What are primers, and why are they important in PCR?
-Primers are short sequences of single-stranded DNA that are complementary to the start and end of the DNA fragment being cloned. They are essential for initiating DNA synthesis during PCR.
What happens during the denaturation step of PCR?
-During the denaturation step, the temperature is raised to 95°C, causing the hydrogen bonds between the two strands of DNA to break, resulting in two separate single-stranded DNA molecules.
What is the purpose of lowering the temperature to 55°C during PCR?
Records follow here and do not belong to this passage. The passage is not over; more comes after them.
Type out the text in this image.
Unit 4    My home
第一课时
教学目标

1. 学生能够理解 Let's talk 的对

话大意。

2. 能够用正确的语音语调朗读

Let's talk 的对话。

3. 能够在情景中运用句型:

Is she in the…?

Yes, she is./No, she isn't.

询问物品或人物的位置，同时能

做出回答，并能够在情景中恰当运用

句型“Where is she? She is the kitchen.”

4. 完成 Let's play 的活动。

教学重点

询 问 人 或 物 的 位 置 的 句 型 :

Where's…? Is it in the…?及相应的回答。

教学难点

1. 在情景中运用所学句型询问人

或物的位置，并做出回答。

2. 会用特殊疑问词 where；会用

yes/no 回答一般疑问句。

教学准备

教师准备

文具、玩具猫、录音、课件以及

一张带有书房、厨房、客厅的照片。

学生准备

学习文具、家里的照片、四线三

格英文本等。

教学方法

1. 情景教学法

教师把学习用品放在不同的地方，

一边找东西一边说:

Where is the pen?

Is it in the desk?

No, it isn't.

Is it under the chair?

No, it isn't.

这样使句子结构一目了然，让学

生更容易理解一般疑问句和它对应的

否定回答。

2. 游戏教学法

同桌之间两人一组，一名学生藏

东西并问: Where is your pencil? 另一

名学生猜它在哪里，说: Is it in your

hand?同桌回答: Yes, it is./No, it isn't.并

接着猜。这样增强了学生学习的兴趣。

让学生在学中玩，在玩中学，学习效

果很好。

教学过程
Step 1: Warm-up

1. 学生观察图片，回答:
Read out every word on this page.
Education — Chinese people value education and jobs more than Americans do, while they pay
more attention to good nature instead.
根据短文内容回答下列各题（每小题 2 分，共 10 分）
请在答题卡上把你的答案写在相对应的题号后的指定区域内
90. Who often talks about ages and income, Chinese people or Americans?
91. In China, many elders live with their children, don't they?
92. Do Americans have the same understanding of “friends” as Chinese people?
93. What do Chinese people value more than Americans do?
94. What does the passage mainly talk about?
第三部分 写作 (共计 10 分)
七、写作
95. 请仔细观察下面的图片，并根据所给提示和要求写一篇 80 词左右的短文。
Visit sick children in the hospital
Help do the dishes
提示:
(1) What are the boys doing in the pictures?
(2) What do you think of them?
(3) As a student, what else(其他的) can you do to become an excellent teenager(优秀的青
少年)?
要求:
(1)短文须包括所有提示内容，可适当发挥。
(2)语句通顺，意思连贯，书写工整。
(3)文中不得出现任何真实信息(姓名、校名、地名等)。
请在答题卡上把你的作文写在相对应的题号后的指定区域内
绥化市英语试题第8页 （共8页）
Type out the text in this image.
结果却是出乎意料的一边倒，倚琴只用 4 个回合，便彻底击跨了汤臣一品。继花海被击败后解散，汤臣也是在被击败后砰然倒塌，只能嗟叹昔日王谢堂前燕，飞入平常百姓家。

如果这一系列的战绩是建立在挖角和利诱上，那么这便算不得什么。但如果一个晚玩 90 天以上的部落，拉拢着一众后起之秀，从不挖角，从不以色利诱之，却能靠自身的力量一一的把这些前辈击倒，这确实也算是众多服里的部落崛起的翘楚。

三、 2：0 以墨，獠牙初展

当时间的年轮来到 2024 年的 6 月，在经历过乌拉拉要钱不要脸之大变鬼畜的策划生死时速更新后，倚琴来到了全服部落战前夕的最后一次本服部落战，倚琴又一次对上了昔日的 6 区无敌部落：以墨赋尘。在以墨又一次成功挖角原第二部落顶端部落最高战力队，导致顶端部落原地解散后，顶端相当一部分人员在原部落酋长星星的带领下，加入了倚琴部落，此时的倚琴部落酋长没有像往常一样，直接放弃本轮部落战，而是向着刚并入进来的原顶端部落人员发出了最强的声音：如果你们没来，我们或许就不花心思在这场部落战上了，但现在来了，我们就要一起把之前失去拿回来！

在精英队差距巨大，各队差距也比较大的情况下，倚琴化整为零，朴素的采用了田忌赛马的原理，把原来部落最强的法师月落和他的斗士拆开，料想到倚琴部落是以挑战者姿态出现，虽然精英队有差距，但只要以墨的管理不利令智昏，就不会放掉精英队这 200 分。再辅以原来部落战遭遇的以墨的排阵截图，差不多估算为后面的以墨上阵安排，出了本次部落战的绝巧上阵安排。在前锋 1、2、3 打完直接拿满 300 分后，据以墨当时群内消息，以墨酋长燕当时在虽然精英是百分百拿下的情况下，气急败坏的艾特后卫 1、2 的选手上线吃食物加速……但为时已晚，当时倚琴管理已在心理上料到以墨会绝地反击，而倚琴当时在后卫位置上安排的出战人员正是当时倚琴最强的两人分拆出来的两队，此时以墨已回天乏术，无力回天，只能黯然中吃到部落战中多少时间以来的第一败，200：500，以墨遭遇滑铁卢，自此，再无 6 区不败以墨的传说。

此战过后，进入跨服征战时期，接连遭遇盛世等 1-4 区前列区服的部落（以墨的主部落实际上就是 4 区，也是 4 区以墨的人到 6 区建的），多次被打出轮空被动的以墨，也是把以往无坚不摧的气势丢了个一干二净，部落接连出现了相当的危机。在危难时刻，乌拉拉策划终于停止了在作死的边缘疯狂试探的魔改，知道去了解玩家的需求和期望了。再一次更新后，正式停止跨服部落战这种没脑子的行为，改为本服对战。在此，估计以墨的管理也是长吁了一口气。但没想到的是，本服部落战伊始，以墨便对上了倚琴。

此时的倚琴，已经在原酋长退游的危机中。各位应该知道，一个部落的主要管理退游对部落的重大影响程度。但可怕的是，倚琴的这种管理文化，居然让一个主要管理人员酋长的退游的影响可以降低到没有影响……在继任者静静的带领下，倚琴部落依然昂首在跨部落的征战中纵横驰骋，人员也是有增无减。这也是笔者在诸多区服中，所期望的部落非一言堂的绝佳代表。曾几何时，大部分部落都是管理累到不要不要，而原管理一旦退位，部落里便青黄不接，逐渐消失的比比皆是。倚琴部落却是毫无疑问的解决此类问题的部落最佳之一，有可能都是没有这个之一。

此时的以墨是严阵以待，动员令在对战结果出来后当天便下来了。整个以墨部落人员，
-Lowering the temperature to 55°C allows the primers to bind to the complementary sequences at the ends of the DNA fragments, forming hydrogen bonds that stabilize their position.
How does the synthesis stage of PCR work?
-In the synthesis stage, the temperature is increased to allow the DNA polymerase to attach to the primers and add complementary nucleotides, forming a new DNA strand.
What are the key advantages of PCR over in vivo cloning?
-PCR is faster, more efficient, and doesn't require living cells. It also allows rapid amplification of DNA without the complexity of working with living organisms.
How is PCR used in forensic science?
-PCR is used in forensic science to amplify small DNA samples from crime scenes, which can then be analyzed for genetic fingerprinting and identification.